Scheduling your workouts around the same time of day helps make exercise a habit. Creating any routine/habit in life takes time and work, but it will be worth it in the end!
Try to choose a time of day when you are awake and have the most energy. Whether you’re an early morning kind of person or a night owl, find a time that parallels your natural energy schedule.
Most of us work better when someone is holding us accountable to our goals! Signing up for a class is a great way to find that, or getting a friend to work out with also provides a means of accountability. Scheduling your workouts with a personal trainer is also a great way to stay on track and you can look at it like an investment into your health.
Set yourself attainable goals. Don’t begin with the goal of losing high amounts of weight within the first month. Don’t expect to be powering through intense workouts only a few days after starting. Work your way up and with attainable goals you’ll be more encouraged along the way.
Pair your exercise with healthy eating. The two will eventually become more enmeshed and habitual but in the beginning it takes practice to pair healthy and balanced eating into a new routine.

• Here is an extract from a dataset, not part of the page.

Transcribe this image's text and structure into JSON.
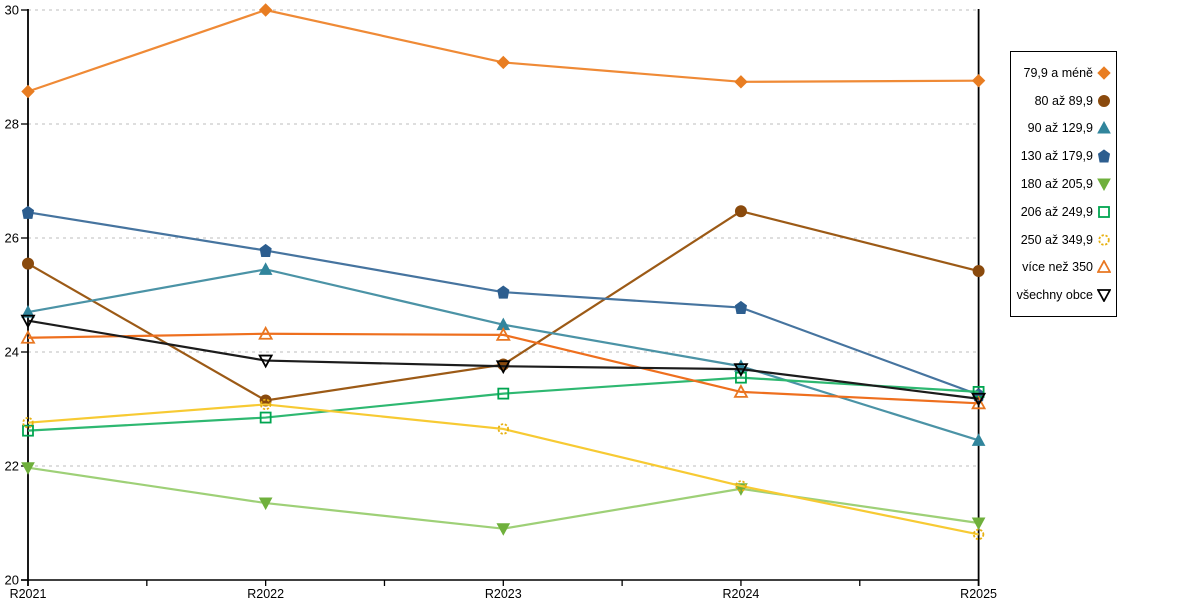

Choose a setting that works for you. If you’re an outdoors person, make it a goal to exercise outside as much as possible. If you’re not an outdoors person, find a gym with the right atmosphere that works for you! If you like to always try new things, find a gym with unique workout equipment and routines!
When we pair exercise with mindfulness the impacts to our health can be even more powerful. Mindfulness has been referred to as your “mental gym” (Williams, Poijula, 2013). It is the practice of staying in the moment and focusing on the “here and now”. By staying in the present moment we can begin to silence our negative thought patterns, which will help to change our negative feelings about ourselves. When we begin to change our thoughts and feelings, our focus will shift to creating new healthy behaviors, which will keep us on track for building a strong body and mind! Keep this in mind as you move forward with your exercise goals this year. Take the time to focus on your surroundings as you walk or run, take it one day at a time, and focus on the joy of lightening stress, a little bit at a time!